İşte bu gidişatı görmeyen, görüp de sessiz kalan, karşısında direnmeyen CHP, kendi kendini dinamitler. Sandıkta ittifak yapan emekçilerin, yoksulların, Kürtlerin de umutlarını kırar.
CHP, halklarının geleceği için sorumlu davranmak zorunda
Şimdi bu umut CHP’nin omuzundadır. CHP; halkları felakete sürükleyen, yoksulu, emekliyi sefalete terk eden, muhalefete ‘hukuk’ zoruyla kendi menfaati için saldıran, belediyelere yandaş doyurmak için göz koyan AKP’nin değnekçisi mi olacak yoksa Kürt meselesini ‘annelerin gözyaşlarına’ bağlı kalarak, onları kendine kıble yaparak çözmeye mi çalışacak?
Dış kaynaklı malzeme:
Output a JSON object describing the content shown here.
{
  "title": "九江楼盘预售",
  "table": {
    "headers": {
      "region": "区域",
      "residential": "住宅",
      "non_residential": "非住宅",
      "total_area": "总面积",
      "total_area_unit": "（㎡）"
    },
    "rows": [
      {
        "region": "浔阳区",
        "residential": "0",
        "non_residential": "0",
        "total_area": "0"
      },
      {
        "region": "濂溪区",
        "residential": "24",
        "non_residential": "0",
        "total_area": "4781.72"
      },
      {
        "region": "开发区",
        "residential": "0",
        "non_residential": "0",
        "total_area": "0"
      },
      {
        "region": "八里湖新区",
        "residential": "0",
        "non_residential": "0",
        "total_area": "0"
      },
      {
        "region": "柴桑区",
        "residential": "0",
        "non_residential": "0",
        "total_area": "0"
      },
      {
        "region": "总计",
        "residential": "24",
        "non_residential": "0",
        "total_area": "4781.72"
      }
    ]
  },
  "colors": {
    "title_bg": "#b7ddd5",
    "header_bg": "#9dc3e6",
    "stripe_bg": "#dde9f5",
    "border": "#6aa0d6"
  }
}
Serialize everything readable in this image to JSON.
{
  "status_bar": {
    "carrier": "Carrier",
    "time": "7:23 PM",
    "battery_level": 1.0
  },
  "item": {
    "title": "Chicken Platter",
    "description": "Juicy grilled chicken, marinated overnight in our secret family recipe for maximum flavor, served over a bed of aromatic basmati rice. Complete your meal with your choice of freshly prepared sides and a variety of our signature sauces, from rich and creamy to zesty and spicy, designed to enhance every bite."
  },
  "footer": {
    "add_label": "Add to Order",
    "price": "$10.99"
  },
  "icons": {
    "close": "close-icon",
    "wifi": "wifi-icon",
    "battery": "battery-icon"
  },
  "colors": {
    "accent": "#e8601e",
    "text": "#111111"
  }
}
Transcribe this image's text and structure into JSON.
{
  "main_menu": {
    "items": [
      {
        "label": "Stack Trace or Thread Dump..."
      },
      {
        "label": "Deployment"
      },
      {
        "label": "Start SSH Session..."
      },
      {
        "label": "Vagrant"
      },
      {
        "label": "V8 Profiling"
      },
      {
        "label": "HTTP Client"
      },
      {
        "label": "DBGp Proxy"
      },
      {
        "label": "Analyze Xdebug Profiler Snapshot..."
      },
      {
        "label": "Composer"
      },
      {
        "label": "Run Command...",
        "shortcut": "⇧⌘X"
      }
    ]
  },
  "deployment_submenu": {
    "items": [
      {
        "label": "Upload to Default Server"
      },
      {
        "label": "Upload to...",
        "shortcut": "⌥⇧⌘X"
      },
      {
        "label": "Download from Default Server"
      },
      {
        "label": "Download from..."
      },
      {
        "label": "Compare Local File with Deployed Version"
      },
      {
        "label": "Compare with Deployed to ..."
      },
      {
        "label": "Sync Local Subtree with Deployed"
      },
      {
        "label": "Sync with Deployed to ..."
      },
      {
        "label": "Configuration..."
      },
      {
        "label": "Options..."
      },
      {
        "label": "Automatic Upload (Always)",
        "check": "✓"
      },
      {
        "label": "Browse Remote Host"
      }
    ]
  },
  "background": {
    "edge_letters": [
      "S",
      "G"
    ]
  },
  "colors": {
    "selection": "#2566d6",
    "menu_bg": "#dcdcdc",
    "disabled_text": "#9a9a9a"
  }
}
Şimdi önünde iki yol var: Ya AKP’ye, Kürt düşmanlığı ekseninde eklemlenecek ya da cesur olacak, radikal bir ahlaki-politik tutumla ‘Êdî bes e!’, Kürt meselesiyle Kürdün de, Türkün de hayatının felç edilmesine, hayallerinin çalınmasına hayır, diyecek!
Amed’teki olay dansçılara saldırmaktan ibaret değil
Amed’te dans eden bir gruba, tekbir getirerek yapılan saldırı oldukça dikkat çekicidir. Bu saldırı, göstere göstere, polisin gözleri önünde gerçekleşiyor. İki gün öncesine kadar gözaltına alınan bile yokmuş, yani 90’lı yıllarda olduğu gibi polis nezaretinde saldırıyor bunlar. Yakayı ele verdiklerinde de ön kapıdan alınıp arka kapıdan salınıyorlar.
Resmi hizbullaşeytanlar ise saldırıyı açıkça savunmaktan, sözüm ona ‘namus’tan bahsetmekten geri durmamışlar. Cürete bakın! Bu cüreti, seri katil elebaşlarını salan AKP’den aldıkları çok belli de CHP neden kıyameti koparmıyor, onu anlamak mümkün değil.
Amed’e yaklaşım İzmir’e yaklaşımdır
Kayyım karşıtı eylemler giderek yayılırken, tıpkı 6-8 Ekim eylemlerinde olduğu gibi, yine bu çeteler ortaya çıktı. Akıllarınca direnişi kırmak istiyorlar. Oysa bu ne 90’lı yıllarda işe yaradı ne de sonraları… Öyle aciz ve çaresizler ki aynı sakızı çiğneyip çiğneyip duruyorlar!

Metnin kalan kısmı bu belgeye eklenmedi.